Motivation

Geocaching1 is all about finding things. Sometimes they are hard to find because they've been hidden cleverly whilst at other times one has to solve a puzzle before starting to look. I'm a big fan of both sorts of caches, but sometimes there's a third problem which I find less enjoyable to tackle: the geocache description might be in a language I don't understand.

Resolution

Groundspeak offer a Pocket Query service to premium subscribers which lets them specify a search e.g. caches near the centre of Prague. A list of caches meeting these criteria is then encoded in GPX (a XML application). This file can be viewed with e.g. Google Earth, and a caching extravaganza planned.

However it's a bit tricky to plan the trip if many of the caches are unintelligible to me. It would be much more convenient if I could process the GPX file automatically, selecting only those caches which have a reasonable amount of English in their description.

Happily, and not entirely coincidentally, I recently wrote about a toy language model2 which is fine for solving this sort of problem.

Software

You can download some Perl3 which does all this, at least if the only languages in play are English, French, German, Spanish, Italian, and Czech.

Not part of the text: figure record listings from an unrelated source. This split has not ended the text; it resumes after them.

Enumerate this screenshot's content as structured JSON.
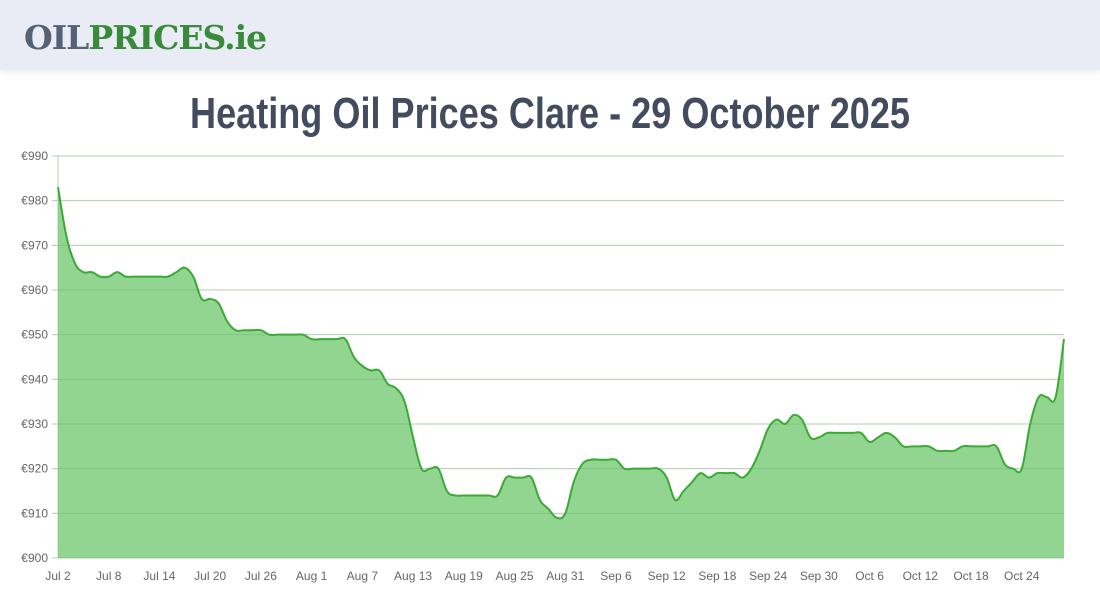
{
  "header": {
    "logo_part1": "OIL",
    "logo_part2": "PRICES.ie"
  },
  "page": {
    "title": "Heating Oil Prices Clare - 29 October 2025"
  },
  "colors": {
    "header_bg": "#e9ecf5",
    "logo_gray": "#556275",
    "logo_green": "#3a8a3c",
    "title": "#434c5e",
    "line": "#3aaa35",
    "fill": "#91d591",
    "grid": "#e0e0e0"
  },
  "chart_data": {
    "type": "area",
    "title": "Heating Oil Prices Clare - 29 October 2025",
    "xlabel": "",
    "ylabel": "",
    "ylim": [
      900,
      990
    ],
    "y_ticks": [
      "€900",
      "€910",
      "€920",
      "€930",
      "€940",
      "€950",
      "€960",
      "€970",
      "€980",
      "€990"
    ],
    "x_tick_labels": [
      "Jul 2",
      "Jul 8",
      "Jul 14",
      "Jul 20",
      "Jul 26",
      "Aug 1",
      "Aug 7",
      "Aug 13",
      "Aug 19",
      "Aug 25",
      "Aug 31",
      "Sep 6",
      "Sep 12",
      "Sep 18",
      "Sep 24",
      "Sep 30",
      "Oct 6",
      "Oct 12",
      "Oct 18",
      "Oct 24"
    ],
    "grid": true,
    "legend": "none",
    "start_date": "Jul 2",
    "end_date": "Oct 29",
    "series": [
      {
        "name": "Heating Oil Price (Clare)",
        "values": [
          983,
          972,
          966,
          964,
          964,
          963,
          963,
          964,
          963,
          963,
          963,
          963,
          963,
          963,
          964,
          965,
          963,
          958,
          958,
          957,
          953,
          951,
          951,
          951,
          951,
          950,
          950,
          950,
          950,
          950,
          949,
          949,
          949,
          949,
          949,
          945,
          943,
          942,
          942,
          939,
          938,
          935,
          927,
          920,
          920,
          920,
          915,
          914,
          914,
          914,
          914,
          914,
          914,
          918,
          918,
          918,
          918,
          913,
          911,
          909,
          910,
          917,
          921,
          922,
          922,
          922,
          922,
          920,
          920,
          920,
          920,
          920,
          918,
          913,
          915,
          917,
          919,
          918,
          919,
          919,
          919,
          918,
          920,
          924,
          929,
          931,
          930,
          932,
          931,
          927,
          927,
          928,
          928,
          928,
          928,
          928,
          926,
          927,
          928,
          927,
          925,
          925,
          925,
          925,
          924,
          924,
          924,
          925,
          925,
          925,
          925,
          925,
          921,
          920,
          920,
          930,
          936,
          936,
          936,
          949
        ]
      }
    ]
  }
}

For example, here's a demo:

$ wget http://www.mjoldfield.com/atelier/2010/06/glf/gc-lang-filter_0.1.tar.gz
$ tar xzvf gc-lang-filter_0.1.tar.gz
$ cd gc-lang-filter-0.1
$ ./gc-lang-filter Prague.gpx
$ # only on Mac OS
$ open -a 'Google Earth' Prague-en.gpx

Results

Starting from 1,000 caches in Prague and selecting those with more than a quarter of the description in English produced a list of 261—changing the threshold changes this a bit but not too much.

All 261 caches seem to be worth investigating, though of course whether I actually find any remains to be seen!